Puerto Rico is weighing a measure that some lawmakers feel may be the solution to childhood obesity – a fat fine.

The bill, introduced by Sen. Gilberto Rodríguez Valle on Monday, calls for hitting the parents of obese children with a fine if their offspring’s excess weight seems to arise from their neglect, reports El Nuevo Día.

Sen. Jose Luis Dalmau defended the measure as "necessary for society" and argued that there should be ramifications for parents of children whose weight gets out of control.

“Here in 'La Isla del Encanto' there are no consequences,” he said, according to El Nuevo Día. “The obese child is a health problem that can become a financial burden because the child can develop diabetes, heart ailments and other diseases.”

The bill calls for education officials to identify obese children and educate parents about its detriment on growth and health. If, after six months, education officials determine that the child’s condition has not improved, a staffer can refer the case to child-family services authorities as one involving abuse or mistreatment.

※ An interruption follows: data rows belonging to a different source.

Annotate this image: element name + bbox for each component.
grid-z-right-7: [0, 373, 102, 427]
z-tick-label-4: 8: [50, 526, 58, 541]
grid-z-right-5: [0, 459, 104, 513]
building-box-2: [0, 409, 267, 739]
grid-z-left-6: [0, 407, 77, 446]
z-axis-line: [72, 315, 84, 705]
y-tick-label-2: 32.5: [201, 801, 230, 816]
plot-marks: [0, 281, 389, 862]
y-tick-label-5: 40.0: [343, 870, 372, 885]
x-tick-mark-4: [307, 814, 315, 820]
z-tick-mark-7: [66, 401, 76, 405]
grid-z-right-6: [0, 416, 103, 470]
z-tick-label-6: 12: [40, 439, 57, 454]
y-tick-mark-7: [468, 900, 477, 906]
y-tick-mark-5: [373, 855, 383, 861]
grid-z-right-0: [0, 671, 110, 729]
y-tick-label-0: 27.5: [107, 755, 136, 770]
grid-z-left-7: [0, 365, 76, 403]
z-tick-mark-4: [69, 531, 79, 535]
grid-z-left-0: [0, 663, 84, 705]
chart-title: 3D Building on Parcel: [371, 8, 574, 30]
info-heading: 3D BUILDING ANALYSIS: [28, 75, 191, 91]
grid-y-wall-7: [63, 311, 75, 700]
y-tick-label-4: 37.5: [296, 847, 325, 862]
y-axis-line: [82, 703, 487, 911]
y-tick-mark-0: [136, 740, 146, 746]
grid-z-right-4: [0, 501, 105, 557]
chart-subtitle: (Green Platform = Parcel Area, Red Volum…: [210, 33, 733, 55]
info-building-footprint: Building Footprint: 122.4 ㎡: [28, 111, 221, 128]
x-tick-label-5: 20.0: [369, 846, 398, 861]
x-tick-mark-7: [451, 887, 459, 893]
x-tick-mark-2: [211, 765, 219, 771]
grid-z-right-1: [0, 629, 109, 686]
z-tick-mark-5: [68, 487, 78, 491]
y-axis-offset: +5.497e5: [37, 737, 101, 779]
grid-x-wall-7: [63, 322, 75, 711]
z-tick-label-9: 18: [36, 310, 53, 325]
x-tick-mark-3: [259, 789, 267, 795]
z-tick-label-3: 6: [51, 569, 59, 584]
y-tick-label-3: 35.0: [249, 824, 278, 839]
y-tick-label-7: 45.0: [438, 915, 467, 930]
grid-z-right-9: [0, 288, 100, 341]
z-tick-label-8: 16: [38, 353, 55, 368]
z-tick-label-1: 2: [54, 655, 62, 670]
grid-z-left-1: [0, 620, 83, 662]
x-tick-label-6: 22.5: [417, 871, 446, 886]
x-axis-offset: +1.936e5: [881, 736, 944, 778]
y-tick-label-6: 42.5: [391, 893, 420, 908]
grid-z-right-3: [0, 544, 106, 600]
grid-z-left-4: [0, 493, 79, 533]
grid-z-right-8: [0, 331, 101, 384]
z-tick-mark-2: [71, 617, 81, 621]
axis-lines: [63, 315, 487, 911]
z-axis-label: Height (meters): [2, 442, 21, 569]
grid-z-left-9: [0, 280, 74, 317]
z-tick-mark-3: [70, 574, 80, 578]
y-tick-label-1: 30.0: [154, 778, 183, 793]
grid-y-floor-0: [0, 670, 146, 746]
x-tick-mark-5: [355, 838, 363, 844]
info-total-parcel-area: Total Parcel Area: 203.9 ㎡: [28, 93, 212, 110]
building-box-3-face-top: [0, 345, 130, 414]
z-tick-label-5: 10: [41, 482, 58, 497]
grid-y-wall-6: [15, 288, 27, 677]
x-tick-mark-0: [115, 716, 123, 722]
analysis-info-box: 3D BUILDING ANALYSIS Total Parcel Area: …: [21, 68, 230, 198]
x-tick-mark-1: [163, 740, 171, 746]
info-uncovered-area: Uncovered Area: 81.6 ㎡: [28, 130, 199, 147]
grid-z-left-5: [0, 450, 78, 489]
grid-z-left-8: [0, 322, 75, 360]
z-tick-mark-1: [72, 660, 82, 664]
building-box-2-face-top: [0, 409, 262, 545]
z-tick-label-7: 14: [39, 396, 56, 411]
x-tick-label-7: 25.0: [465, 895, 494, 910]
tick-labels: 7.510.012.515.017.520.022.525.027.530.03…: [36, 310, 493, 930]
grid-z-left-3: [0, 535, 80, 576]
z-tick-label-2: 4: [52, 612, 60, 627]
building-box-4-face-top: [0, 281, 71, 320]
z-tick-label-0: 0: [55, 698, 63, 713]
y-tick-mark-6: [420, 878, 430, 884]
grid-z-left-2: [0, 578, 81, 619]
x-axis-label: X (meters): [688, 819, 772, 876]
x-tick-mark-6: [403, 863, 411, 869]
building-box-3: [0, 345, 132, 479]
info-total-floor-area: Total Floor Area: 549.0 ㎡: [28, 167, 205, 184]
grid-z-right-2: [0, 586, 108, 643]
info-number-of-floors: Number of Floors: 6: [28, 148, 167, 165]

If after another six months the situation persists, the parents can be assessed up to $500 in fines.

Six months after that, if the problem continues, the parents can be fined an additional $800.

The proposal, which is being debated in various public forums, has plenty of opponents who say an obese child does not inherently signal parental indifference or abuse.

“It’s not the right way to address this problem,” said Ricardo Fontanet, president of a local chapter of the American Academy of Pediatrics, to El Nuevo Dia. “It’s going to bring more problems because there are children who are overweight due to underlying medical issues and genetic factors.”

Other opponents say it would be difficult to link obesity in a child to mistreatment or neglect by parents, and would result in injustice.

Nutritionist Milly Garcia objects to the measure, and views it as a superficial and futile way to address childhood obesity.

“The fact that these childhood obesity cases are rooted in lifestyle does not give one the right to step into people’s private spaces. This is not abuse, it’s a disease. It would mean entering into a private area where the government does not belong. Obesity is the result of many factors and what we need to do is find solutions.”